My Sony/Samsung thread at Remote Central Forums - http://www.remotecentral.com/cgi-bin/mboard/rc-sonytech/thread.cgi?1238

Remote Central Sony Technical Support Forums - http://www.remotecentral.com/cgi-bin/mboard/rc-sonytech/list.cgi


----------



## JoeSchueller (Jun 16, 2004)

Are there 2 versions of the Sony remote? I see this works for an RM-Y809. My remote says RM-Y808.


----------



## Edmund (Nov 8, 2002)

> _Originally posted by JoeSchueller _
> *Are there 2 versions of the Sony remote? I see this works for an RM-Y809. My remote says RM-Y808. *


As you can see, the  RM-Y809, and the  RM-Y808 are two very different remotes. The only reason the RM-Y809 has the learning feature is its made by UEI, which the RM-Y808 is not.

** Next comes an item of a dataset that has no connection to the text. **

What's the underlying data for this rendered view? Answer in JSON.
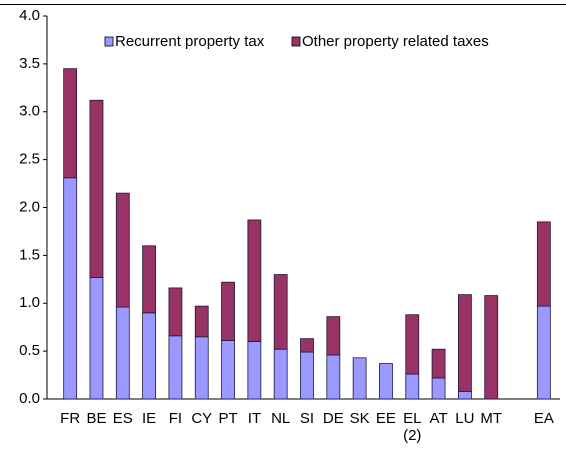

What you need is true UEI remote, the one-for-all  UCR-6131.


----------



## pruffy (Oct 20, 2003)

Edmund said:


> You don't need a code for you T-60's remote to be able to control the vol & mute on your B & K receiver. The T-60's remote has a hidden learning feature, here's how:
> 
> 1. press and hold TV POWER & TIVO, until the light remains lit.
> 2. enter 0-9-7-5, light will blink a couple of times and go out
> ...


thanks worked great


----------



## Maris (Oct 22, 2011)

Edmund said:


> You don't need a code for you T-60's remote to be able to control the vol & mute on your B & K receiver. The T-60's remote has a hidden learning feature, here's how:
> 
> 1. press and hold TV POWER & TIVO, until the light remains lit.
> 2. enter 0-9-7-5, light will blink a couple of times and go out
> ...


Thank you very much for this information. It worked great!


----------



## seikialice88 (Nov 23, 2011)

MyM3 said:


> Peter,
> 
> I finally got the Sony RM-Y809 remote to perform like I wanted it. When you follow Edmund's directions if you want the 809 to learn a Samsung TV's volume (my example) you need to do it twice - once for Volume *Up* and again for *Down.* I was stupidly trying to use the Mute button on the 809 while trying to get it to learn the Samsung volume.
> 
> ...


I also think so.


----------